My boyfriend doesn’t trust me because I lied about my past
This is the first time I write on any forum about my relationship and myself. I met my current live in boyfriend online 7 months ago and we have been living together for the past 3 months. He is an amazing single father of 4 teenagers and the kids are great and we get along great as well.
Through all this he lost his job shortly after I moved in and I’ve been the one paying the bills and holding things up financially and it is not an issue for me. He was called in last week about a job and starts working soon.
My issue is that he has asked me about men in my past and I have given him what he feels are not whole truths. For example, if he asked me about a particular man, I would say he is a friend and did not offer more on the subject.
Soon after I moved in with them, I had been contacted through text or email by men I had either a casual relationship with or men who had been stationed with me in the service in the past (that I’ve known for over 10 years) but had no sexual relationships with but nonetheless. I’ve had a friendship with them.
I deleted text messages just trying to avoid conflict with him so that he didnfeel as if I were trying to keep them in my life. In doing so I have created a mess. He has access to my email, phone, Facebook and any other social media of mine. I had no issues with granting access because I did not have anything to hide.
What is happening is that in providing that access to him he has been reading conversations I’ve had in the past with these men weather they were just "hello how are you" or if they have been sexual in nature. Again, all of these conversations and connections have been prior to my relationship with him.
What’s happening now is he has asked me questions either about the men or even the conversations (some I remember, some I don’t) as he’s asked me questions I about these past relationships and I have not been openly honest. In asking questions, he already knows the answers to he wants to see if I am telling the truth about my relationships with these men in the past. I have only given him bits and pieces.
While at the beginning of my relationship with him I entertained these texts, they were honestly just texts asking how am I and how my life is going. I deleted them and now he thinks I have been trying to stay in touch with these men for whatever reason.
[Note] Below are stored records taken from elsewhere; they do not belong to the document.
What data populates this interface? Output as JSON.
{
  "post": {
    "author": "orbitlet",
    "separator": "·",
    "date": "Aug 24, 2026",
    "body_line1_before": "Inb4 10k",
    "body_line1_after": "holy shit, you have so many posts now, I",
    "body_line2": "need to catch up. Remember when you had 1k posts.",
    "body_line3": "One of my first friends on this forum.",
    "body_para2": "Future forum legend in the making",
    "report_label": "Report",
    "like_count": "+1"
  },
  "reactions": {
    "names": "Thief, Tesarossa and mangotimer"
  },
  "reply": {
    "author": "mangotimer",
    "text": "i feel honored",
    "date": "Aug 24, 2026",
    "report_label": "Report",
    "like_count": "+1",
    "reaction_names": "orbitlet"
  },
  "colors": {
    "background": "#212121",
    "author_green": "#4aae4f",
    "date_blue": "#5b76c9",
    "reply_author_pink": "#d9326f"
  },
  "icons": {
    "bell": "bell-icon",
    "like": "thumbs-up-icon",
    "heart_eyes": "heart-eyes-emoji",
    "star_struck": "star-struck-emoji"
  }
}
I promised I would not lie about my past anymore but last week he confronted me about another person in my past and feeling attacked I did not give him a full disclosure until he told me he had read convos between me and that particular man. This created an even bigger mistrust issue.
I AM SO IN LOVE WITH THIS MAN; he is amazing in every other way except this jealousy. My only issue is he is jealous and thinks I am not being honest with him and that if I have lied about things in my past I could very well be lying about things now or in the future. My only indiscretion has been that I texted back and deleted them. I HAVE NOT ONCE NOR I PLAN ON BEING UNFAITHFUL TO HIM. I donwant to lose him and hope I can work on rebuilding trust with him so that he can see I am not untrustworthy.
If I wanted to be single and with other men I would not have gotten involved with a single dad. I want to be able to show him he can trust me and cultivate our relationship and grow from this. How can I show him he CAN TRUST ME even after this?
Response:
If you want to try to rebuild trust with your boyfriend, please read over the section on rebuilding trust (see rebuilding trust). These are time-proven strategies for helping couples deal with issues of betrayal.
While these strategies are effective, they do not work in every case. If you are dealing with a person who is overly jealous and may have an anxious style of attachment (see attachment styles), rebuilding trust can be extremely difficult to do.
For people with an anxious style of attachment, they unconsciously expect to be betrayed. If that is the case, no matter what you do, your boyfriend will probably continue to have issues with jealousy unless he seeks out professional help. A therapist, who specializes treating people with attachment issues, can work wonders.
In the future, it helps to remember that relationships are created by two individuals coming together to share parts of their life. In a healthy relationship, you become interdependent, but you do not lose aspects of your own identity.
In other words, just because you love someone and want to create a life together, that does not mean that you have to tell a person everything about yourself. You are entitled to your past, some privacy, and autonomy.
It is not healthy to completely enmesh your identity with your partner. So, if a partner asks you about your past relationships, you don’t have to lie. You can simply say, “There are things I don’t feel like sharing.” If your partner doesn’t respect your wishes, that should be a warning sign. No matter how much you love someone, if they do not respect your need for some autonomy, the relationship will probably not last in the long run.
Likewise, giving someone complete access to all channels of communication is not wise. You actually have things to hide. That is healthy. Being in a relationship where you are expected to share everything all of the time, is not realistic or beneficial. In fact, you would not be in the situation you are in right now had you maintained some boundaries early on in your relationship.